ICE Is Already $1 Billion Over Budget and Texans Are Paying the Price

Immigration and Customs Enforcement (ICE) is already more than $1 billion over budget this year as the agency carries out the administration’s mass deportation agenda. President Donald Trump’s ICE chief wants to create a deportation system like “Amazon Prime for human beings” in a brutal and dehumanizing drive to deport as many people as quickly as possible, no matter the cost. 

Now, ICE is asking for even more public funding.

This isn't just a financial issue. It reflects a larger problem with how national priorities are being shaped, and who is being harmed in the process.

The Real Cost of a Mass Deportation Agenda

ICE is using its bloated budget to terrorize our communities in Texas and across the nation — disappearing people to a foreign prison without due process, arbitrarily punishing students for their free speech, deporting U.S. citizens alongside their families, and detaining more people than the agency has the capacity to manage.

What we’re witnessing is not simply a funding gap. It is the result of a system that invests in cruel punishment and separation instead of community support and care.

As ICE overspends on detention and enforcement, Texans are being harmed in ways that affect every part of daily life:

Families are being torn apart. Increased detentions mean more children separated from their parents, more loved ones missing from the dinner table, and more households left in fear. In one case, an Austin mother was lured to an immigration appointment after being told she was eligible for asylum. After complying, she and her two sons were deported. In another, a U.S. citizen child with cancer was deported alongside her parents when they were on their way to her cancer treatment.

Due process is disappearing. Many people swept up in enforcement efforts are denied access to a fair hearing or meaningful legal support. Under the Trump administration, ICE processed deportations directly from Texas to El Salvador’s CECOT prison without court review. In March 2025, Kilmar Abrego Garcia was deported through a Texas field office to El Salvador, despite a federal court order that was supposed to block his removal. In one recent case, Pedro Luis Salazar-Cuervo, a Venezuelan father of three, was deported from Texas to CECOT after the Department of Public Safety accused him of belonging to the Tren de Aragua gang simply because they found a photo of him standing next to a man with tattoos. Without due process, anyone could be detained and deported at any time for any reason, and there’s nothing they could do about it. 
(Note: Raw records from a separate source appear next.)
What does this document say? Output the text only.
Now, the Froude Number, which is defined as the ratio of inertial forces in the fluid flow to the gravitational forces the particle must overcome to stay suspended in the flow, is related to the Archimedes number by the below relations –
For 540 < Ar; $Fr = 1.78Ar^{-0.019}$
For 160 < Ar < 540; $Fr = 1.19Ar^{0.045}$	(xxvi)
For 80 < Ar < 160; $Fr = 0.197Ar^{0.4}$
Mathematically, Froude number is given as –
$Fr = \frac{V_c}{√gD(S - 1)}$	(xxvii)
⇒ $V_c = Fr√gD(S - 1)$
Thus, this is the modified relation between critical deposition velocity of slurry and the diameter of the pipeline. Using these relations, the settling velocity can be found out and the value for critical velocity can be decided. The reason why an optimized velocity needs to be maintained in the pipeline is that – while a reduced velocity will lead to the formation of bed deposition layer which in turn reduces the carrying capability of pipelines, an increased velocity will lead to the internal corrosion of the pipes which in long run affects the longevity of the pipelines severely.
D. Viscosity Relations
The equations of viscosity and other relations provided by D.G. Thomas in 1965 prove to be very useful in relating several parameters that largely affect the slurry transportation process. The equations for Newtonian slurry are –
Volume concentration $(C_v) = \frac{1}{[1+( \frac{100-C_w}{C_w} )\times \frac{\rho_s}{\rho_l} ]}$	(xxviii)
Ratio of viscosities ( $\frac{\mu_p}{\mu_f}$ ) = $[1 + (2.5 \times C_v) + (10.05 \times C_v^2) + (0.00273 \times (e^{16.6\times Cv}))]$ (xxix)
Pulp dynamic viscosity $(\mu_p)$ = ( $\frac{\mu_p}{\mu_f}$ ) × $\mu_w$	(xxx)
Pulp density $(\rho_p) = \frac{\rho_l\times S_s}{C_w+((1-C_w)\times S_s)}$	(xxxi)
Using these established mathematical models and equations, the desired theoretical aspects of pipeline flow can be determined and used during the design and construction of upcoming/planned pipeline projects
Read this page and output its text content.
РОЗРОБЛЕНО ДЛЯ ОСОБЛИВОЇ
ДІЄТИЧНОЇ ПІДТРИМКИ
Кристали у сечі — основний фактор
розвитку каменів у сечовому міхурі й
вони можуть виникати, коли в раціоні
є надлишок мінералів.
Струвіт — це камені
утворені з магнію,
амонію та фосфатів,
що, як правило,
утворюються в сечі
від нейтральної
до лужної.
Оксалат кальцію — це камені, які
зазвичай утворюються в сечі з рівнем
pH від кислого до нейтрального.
Community trust is being eroded. When local law enforcement works with federal immigration agencies, people are less likely to report harm, seek help, or access services — especially in immigrant communities. A woman from El Salvador, who has lived in Houston for seven years, called the cops to report domestic violence, and the Houston Police Department called immigration authorities on her instead. 

Critical services are being cut. While ICE overspends, Texans continue to face federal cuts in public education, student loan programs, health care access, and housing assistance. Texas Gov. Greg Abbott has just vetoed funding for the federal summer lunch program for low-income children, a program that many families rely on to keep them fed while school is on break.
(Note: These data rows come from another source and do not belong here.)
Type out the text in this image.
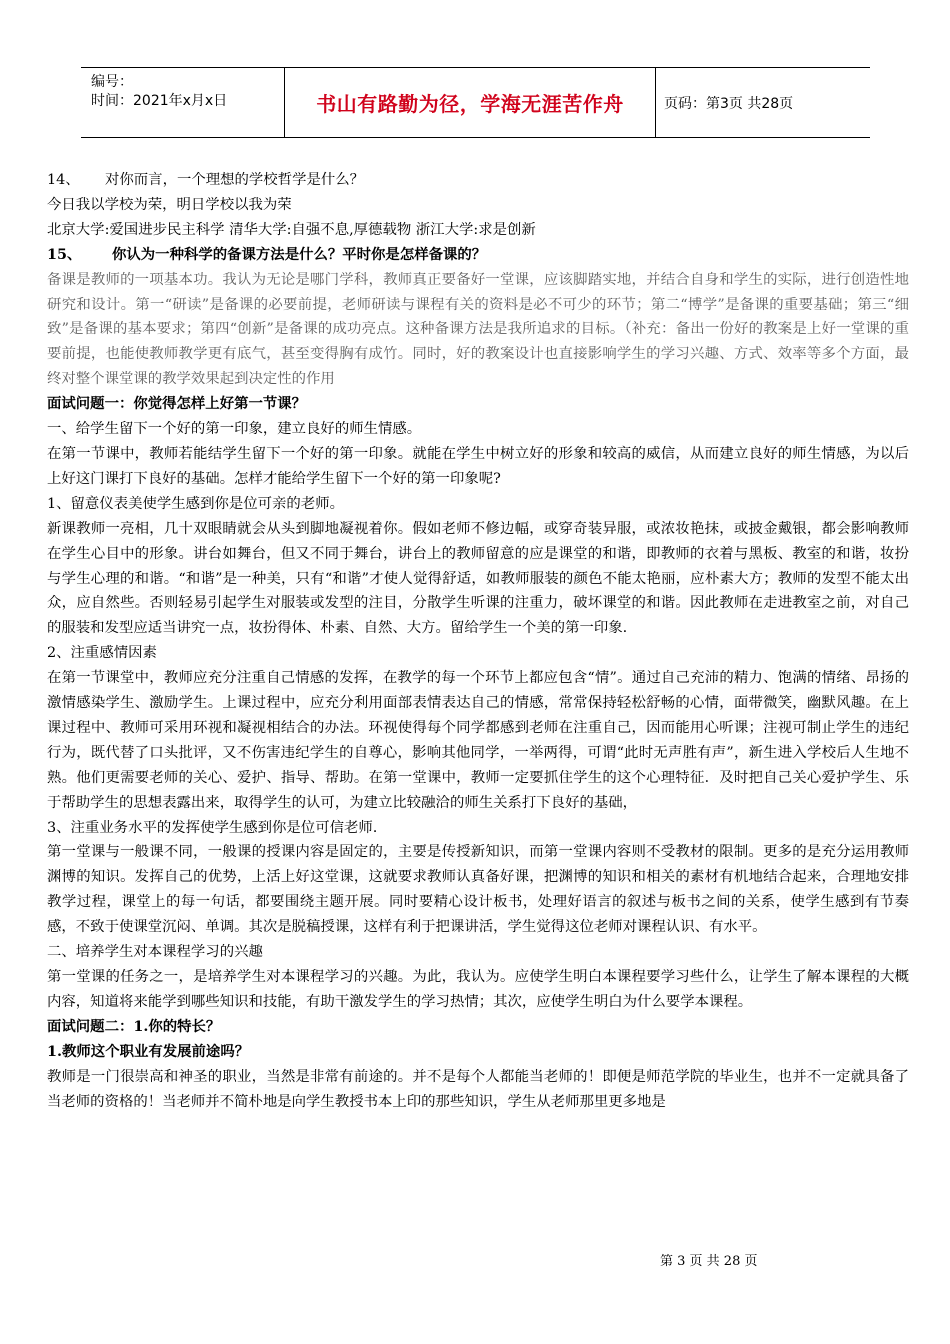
编号：
时间：2021年x月x日	书山有路勤为径，学海无涯苦作舟	页码：第3页 共28页
14、	对你而言，一个理想的学校哲学是什么？

今日我以学校为荣，明日学校以我为荣

北京大学:爱国进步民主科学 清华大学:自强不息,厚德载物 浙江大学:求是创新

15、	你认为一种科学的备课方法是什么？平时你是怎样备课的？

备课是教师的一项基本功。我认为无论是哪门学科，教师真正要备好一堂课，应该脚踏实地，并结合自身和学生的实际，进行创造性地研究和设计。第一“研读”是备课的必要前提，老师研读与课程有关的资料是必不可少的环节；第二“博学”是备课的重要基础；第三“细致”是备课的基本要求；第四“创新”是备课的成功亮点。这种备课方法是我所追求的目标。（补充：备出一份好的教案是上好一堂课的重要前提，也能使教师教学更有底气，甚至变得胸有成竹。同时，好的教案设计也直接影响学生的学习兴趣、方式、效率等多个方面，最终对整个课堂课的教学效果起到决定性的作用

面试问题一：你觉得怎样上好第一节课？

一、给学生留下一个好的第一印象，建立良好的师生情感。

在第一节课中，教师若能结学生留下一个好的第一印象。就能在学生中树立好的形象和较高的威信，从而建立良好的师生情感，为以后上好这门课打下良好的基础。怎样才能给学生留下一个好的第一印象呢?

1、留意仪表美使学生感到你是位可亲的老师。

新课教师一亮相，几十双眼睛就会从头到脚地凝视着你。假如老师不修边幅，或穿奇装异服，或浓妆艳抹，或披金戴银，都会影响教师在学生心目中的形象。讲台如舞台，但又不同于舞台，讲台上的教师留意的应是课堂的和谐，即教师的衣着与黑板、教室的和谐，妆扮与学生心理的和谐。“和谐”是一种美，只有“和谐”才使人觉得舒适，如教师服装的颜色不能太艳丽，应朴素大方；教师的发型不能太出众，应自然些。否则轻易引起学生对服装或发型的注目，分散学生听课的注重力，破坏课堂的和谐。因此教师在走进教室之前，对自己的服装和发型应适当讲究一点，妆扮得体、朴素、自然、大方。留给学生一个美的第一印象.

2、注重感情因素

在第一节课堂中，教师应充分注重自己情感的发挥，在教学的每一个环节上都应包含“情”。通过自己充沛的精力、饱满的情绪、昂扬的激情感染学生、激励学生。上课过程中，应充分利用面部表情表达自己的情感，常常保持轻松舒畅的心情，面带微笑，幽默风趣。在上课过程中、教师可采用环视和凝视相结合的办法。环视使得每个同学都感到老师在注重自己，因而能用心听课；注视可制止学生的违纪行为，既代替了口头批评，又不伤害违纪学生的自尊心，影响其他同学，一举两得，可谓“此时无声胜有声”，新生进入学校后人生地不熟。他们更需要老师的关心、爱护、指导、帮助。在第一堂课中，教师一定要抓住学生的这个心理特征．及时把自己关心爱护学生、乐于帮助学生的思想表露出来，取得学生的认可，为建立比较融洽的师生关系打下良好的基础，

3、注重业务水平的发挥使学生感到你是位可信老师.

第一堂课与一般课不同，一般课的授课内容是固定的，主要是传授新知识，而第一堂课内容则不受教材的限制。更多的是充分运用教师渊博的知识。发挥自己的优势，上活上好这堂课，这就要求教师认真备好课，把渊博的知识和相关的素材有机地结合起来，合理地安排教学过程，课堂上的每一句话，都要围绕主题开展。同时要精心设计板书，处理好语言的叙述与板书之间的关系，使学生感到有节奏感，不致于使课堂沉闷、单调。其次是脱稿授课，这样有利于把课讲活，学生觉得这位老师对课程认识、有水平。

二、培养学生对本课程学习的兴趣

第一堂课的任务之一，是培养学生对本课程学习的兴趣。为此，我认为。应使学生明白本课程要学习些什么，让学生了解本课程的大概内容，知道将来能学到哪些知识和技能，有助干激发学生的学习热情；其次，应使学生明白为什么要学本课程。

面试问题二：1.你的特长？

1.教师这个职业有发展前途吗？

教师是一门很崇高和神圣的职业，当然是非常有前途的。并不是每个人都能当老师的！即便是师范学院的毕业生，也并不一定就具备了当老师的资格的！当老师并不简朴地是向学生教授书本上印的那些知识，学生从老师那里更多地是

第 3 页 共 28 页
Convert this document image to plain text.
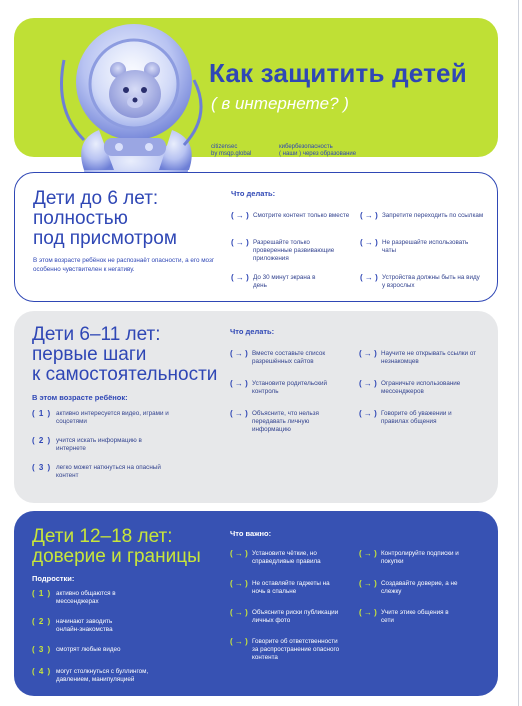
Как защитить детей
( в интернете? )
citizensec
by msqp.global
кибербезопасность
( наши ) через образование
Дети до 6 лет:
полностью
под присмотром

В этом возрасте ребёнок не распознаёт опасности, а его мозг особенно чувствителен к негативу.

Что делать:
( → ) Смотрите контент только вместе	( → ) Запретите переходить по ссылкам
( → ) Разрешайте только проверенные развивающие приложения
( → ) Не разрешайте использовать чаты
( → ) До 30 минут экрана в день
( → ) Устройства должны быть на виду у взрослых
Дети 6–11 лет:
первые шаги
к самостоятельности
В этом возрасте ребёнок:
( 1 ) активно интересуется видео, играми и соцсетями
( 2 ) учится искать информацию в интернете
( 3 ) легко может наткнуться на опасный контент
Что делать:
( → ) Вместе составьте список разрешённых сайтов
( → ) Научите не открывать ссылки от незнакомцев
( → ) Установите родительский контроль
( → ) Ограничьте использование мессенджеров
( → ) Объясните, что нельзя передавать личную информацию
( → ) Говорите об уважении и правилах общения
Дети 12–18 лет:
доверие и границы
Подростки:
( 1 ) активно общаются в мессенджерах
( 2 ) начинают заводить онлайн-знакомства
( 3 ) смотрят любые видео
( 4 ) могут столкнуться с буллингом, давлением, манипуляцией
Что важно:
( → ) Установите чёткие, но справедливые правила
( → ) Контролируйте подписки и покупки
( → ) Не оставляйте гаджеты на ночь в спальне
( → ) Создавайте доверие, а не слежку
( → ) Объясните риски публикации личных фото
( → ) Учите этике общения в сети
( → ) Говорите об ответственности за распространение опасного контента
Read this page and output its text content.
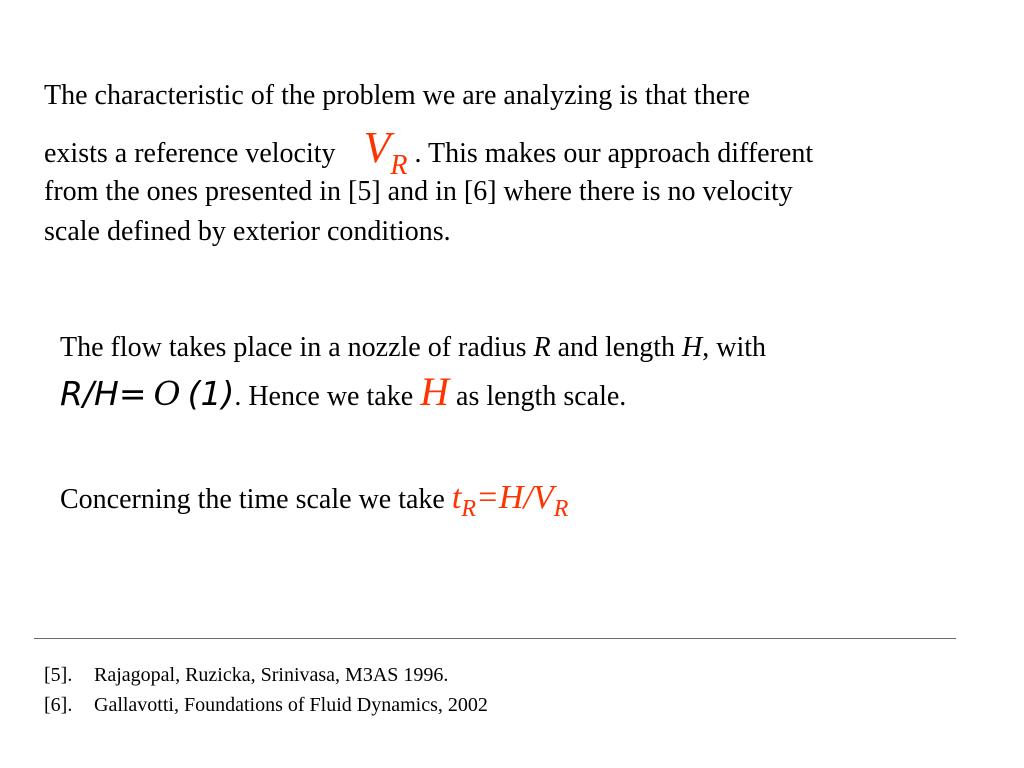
The characteristic of the problem we are analyzing is that there
exists a reference velocity VR . This makes our approach different
from the ones presented in [5] and in [6] where there is no velocity
scale defined by exterior conditions.
The flow takes place in a nozzle of radius R and length H, with
R/H= O (1). Hence we take H as length scale.
Concerning the time scale we take tR=H/VR
[5]. Rajagopal, Ruzicka, Srinivasa, M3AS 1996.
[6]. Gallavotti, Foundations of Fluid Dynamics, 2002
Our economy and shared wellbeing are suffering. Immigrants are essential to the social and economic fabric of our state. In Texas, immigrants account for nearly 23% of the workforce and contribute more than $192 billion in personal income each year, representing a significant share of the state’s consuming spending power. More than 5.4 million immigrant Texans paid roughly $58 billion in state and local taxes in 2023, helping fund schools, roads, hospitals, and other critical services. Business leaders are already warning that enforcement crackdowns are causing labor shortages, notably in restaurants where 22% of workers are immigrants. Targeting immigrants harms entire communities.

Our Communities Are Pushing Back

In light of this egregious display of cruelty, communities across the state and across the nation have been working together to support our neighbors and loved ones.

Following mass protests in Los Angeles, cities like San Antonio, Austin, and Dallas showed up en masse to condemn these inhumane deportations and demonstrate solidarity with immigrant communities. In more than 60 cities across Texas, people organized, resisted, and reclaimed power by participating in the “No Kings” protest — one of the largest single-day protests in U.S. history. 

We’re not backing down.

At the ACLU of Texas, we are committed to holding systems accountable and pushing for a vision of Texas that works for all of us. That includes defending due process, advocating for smarter funding choices, and protecting the constitutional rights of every person in Texas — so we all can live with dignity, no exceptions.

Texas communities don’t need more detention centers or expanded immigration enforcement. We need policies that uphold rights, protect families, and invest in the public good.